Kat: Yeah, we come from a background of designing and building, albeit virtually, not physically. It was the same process we’re used to and enjoy going through: seeing something from to fruition from the initial thought process to the finished thing. I could also use the technical drawings to make 3D models of the house that we used for interior design.
What was it like seeing your house after they had stripped it out?
Dom: Good fun!
Kat: When the demolition was being arranged, we were like, “Can we be there when the wall comes down?” It was quite fun! It’s strange because it completely changes what you’re seeing, when those walls come down it suddenly opens up and makes you realise all the space you’ve got and gives you ideas for what can be done with it. It gives you more of a vision to see what the finished product might become.
At what stage of the build did you really start to get a sense of what the house was going to look like?
Dom: Probably when the foundation for the extension went in and those initial walls went up. There was so much more space than we were used to, it was like an aircraft hanger! Especially when you’ve got these big glass walls which are three metres high. You don’t realise it on paper but when you see them in real life they’re huge, it’s amazing.
Kat: It was only when the windows went in that we realised quite how high the ceilings were. The back was already opened up so we thought putting the glass in wouldn’t change the scale that much but suddenly when I saw Dom standing next to them I was like, “Oh my god, they’re huge!” When the windows went in the house was sealed up again, so we got our first sense of what it would be like when it was finished.
How did you feel when you saw the finished thing?
Dom: Because we were here so much we never quite had that final reveal moment. We saw it in so many stages that it felt very gradual, even after we moved in we were still doing work ourselves.
Kat: The closest we got to that wow factor was when they put the floor in. The house had to be emptied while it dried so it was the first time we got to see it without all people and equipment and coverings. I popped down to the site when it was empty and took a peak and that was my moment of, “Oh my gosh, that looks amazing!” Suddenly I saw it completely open and could see all the space and the clean lines they had been designing.
Dom: What’s amazing is that the design that John scribbled on the back of the envelope was probably about 90% of what the final layout was.
What have you found to be the biggest change living in a contemporary, open plan house?
Dom: Less clutter. There are still toys everywhere but we’ve got plenty of built in storage, which we didn’t have in the old house at all. You can put that stuff away and it’s all hidden until you open the cupboard.
Kat: You’ve got different views from wherever you sit in the house.
Dom: It’s a very pleasant place to be wherever you are.

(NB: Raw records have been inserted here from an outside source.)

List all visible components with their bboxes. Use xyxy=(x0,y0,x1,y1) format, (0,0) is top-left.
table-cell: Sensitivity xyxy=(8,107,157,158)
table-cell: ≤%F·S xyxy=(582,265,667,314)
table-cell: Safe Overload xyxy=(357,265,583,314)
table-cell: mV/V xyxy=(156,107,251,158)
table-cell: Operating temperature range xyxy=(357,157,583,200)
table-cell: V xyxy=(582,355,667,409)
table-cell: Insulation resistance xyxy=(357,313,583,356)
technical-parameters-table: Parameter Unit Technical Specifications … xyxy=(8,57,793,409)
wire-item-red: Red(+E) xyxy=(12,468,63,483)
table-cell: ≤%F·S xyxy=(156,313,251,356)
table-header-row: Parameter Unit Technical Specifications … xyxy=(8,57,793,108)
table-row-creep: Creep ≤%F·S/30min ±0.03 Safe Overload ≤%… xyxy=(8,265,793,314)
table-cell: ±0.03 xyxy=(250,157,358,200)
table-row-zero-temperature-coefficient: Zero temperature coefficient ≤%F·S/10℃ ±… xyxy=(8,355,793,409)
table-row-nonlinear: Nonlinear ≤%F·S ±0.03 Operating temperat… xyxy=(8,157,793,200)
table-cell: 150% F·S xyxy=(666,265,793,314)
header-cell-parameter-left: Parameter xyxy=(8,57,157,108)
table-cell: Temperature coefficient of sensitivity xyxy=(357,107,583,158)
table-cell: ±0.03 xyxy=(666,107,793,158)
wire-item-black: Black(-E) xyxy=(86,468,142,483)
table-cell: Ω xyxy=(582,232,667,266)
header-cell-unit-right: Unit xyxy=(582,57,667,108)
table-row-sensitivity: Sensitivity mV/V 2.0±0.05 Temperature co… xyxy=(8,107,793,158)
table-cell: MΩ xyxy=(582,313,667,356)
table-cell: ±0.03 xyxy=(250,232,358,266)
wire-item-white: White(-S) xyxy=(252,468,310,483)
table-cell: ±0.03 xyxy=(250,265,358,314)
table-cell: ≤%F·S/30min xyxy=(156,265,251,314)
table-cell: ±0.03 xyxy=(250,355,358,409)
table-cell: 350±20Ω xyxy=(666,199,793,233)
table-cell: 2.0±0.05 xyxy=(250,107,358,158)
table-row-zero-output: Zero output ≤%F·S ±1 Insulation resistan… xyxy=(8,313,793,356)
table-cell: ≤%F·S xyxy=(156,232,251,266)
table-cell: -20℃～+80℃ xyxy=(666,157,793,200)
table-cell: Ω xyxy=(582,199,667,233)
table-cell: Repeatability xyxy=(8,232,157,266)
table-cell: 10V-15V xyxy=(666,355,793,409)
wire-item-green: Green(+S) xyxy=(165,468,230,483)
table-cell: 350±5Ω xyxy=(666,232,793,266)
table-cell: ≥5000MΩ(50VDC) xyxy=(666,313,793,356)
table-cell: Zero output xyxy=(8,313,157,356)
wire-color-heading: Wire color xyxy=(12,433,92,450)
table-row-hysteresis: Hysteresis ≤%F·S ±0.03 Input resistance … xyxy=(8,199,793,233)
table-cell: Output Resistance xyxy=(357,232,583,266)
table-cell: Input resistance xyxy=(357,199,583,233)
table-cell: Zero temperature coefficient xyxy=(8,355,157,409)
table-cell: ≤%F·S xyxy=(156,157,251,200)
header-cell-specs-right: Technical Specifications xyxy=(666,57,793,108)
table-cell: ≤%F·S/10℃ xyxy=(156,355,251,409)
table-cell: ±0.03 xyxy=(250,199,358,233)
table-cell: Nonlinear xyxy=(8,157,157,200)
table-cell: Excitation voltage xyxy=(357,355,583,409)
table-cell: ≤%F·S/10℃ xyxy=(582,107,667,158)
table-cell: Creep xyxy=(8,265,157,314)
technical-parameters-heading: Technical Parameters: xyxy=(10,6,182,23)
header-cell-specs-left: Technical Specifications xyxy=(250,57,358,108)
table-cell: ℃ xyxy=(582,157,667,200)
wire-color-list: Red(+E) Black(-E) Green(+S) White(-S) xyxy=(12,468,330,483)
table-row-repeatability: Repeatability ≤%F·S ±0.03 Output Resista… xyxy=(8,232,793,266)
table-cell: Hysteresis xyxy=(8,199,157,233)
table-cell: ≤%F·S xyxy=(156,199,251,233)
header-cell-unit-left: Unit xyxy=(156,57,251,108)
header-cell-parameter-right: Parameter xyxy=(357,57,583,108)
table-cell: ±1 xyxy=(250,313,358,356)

Kat: Because there’s that transition from old to new and the glass opening up to the garden, each area feels distinct while still being part of this big, open plan space. From the kitchen you can see all the way through into the playroom where the kids are, which you couldn’t in our old, two-up-two-down house.
It must be very useful to be able to keep an eye on the children.
Kat: Definitely.
Dom: Particularly in the ground floor where the bulk of the changes took place it’s a very nice family area, it’s very open, full of light. It’s a real luxury to have all that space to mess around with and play on, plus it’s a great house for hide and seek.
Has doing this work given you a bug to do more or are you content just to sit back and relax for now?
Kat: No, it’s given as a bug. We’re hoping to build a garage/pool/gym type area to the side of the house. We’re in the process of trying to draw up some plans at the moment, again with Dyer Grimes Architecture.
Dom: We keep looking at things to see what we could get involved with, thinking, “What else could we do?”
Kat: But probably slightly smaller scale next time.
Dom: It’s definitely given us a huge appetite to do more, to be honest, and at one stage we didn’t even have the enthusiasm for the one project that we were doing. It’s completely swung around again, though perhaps we’ve learned nothing!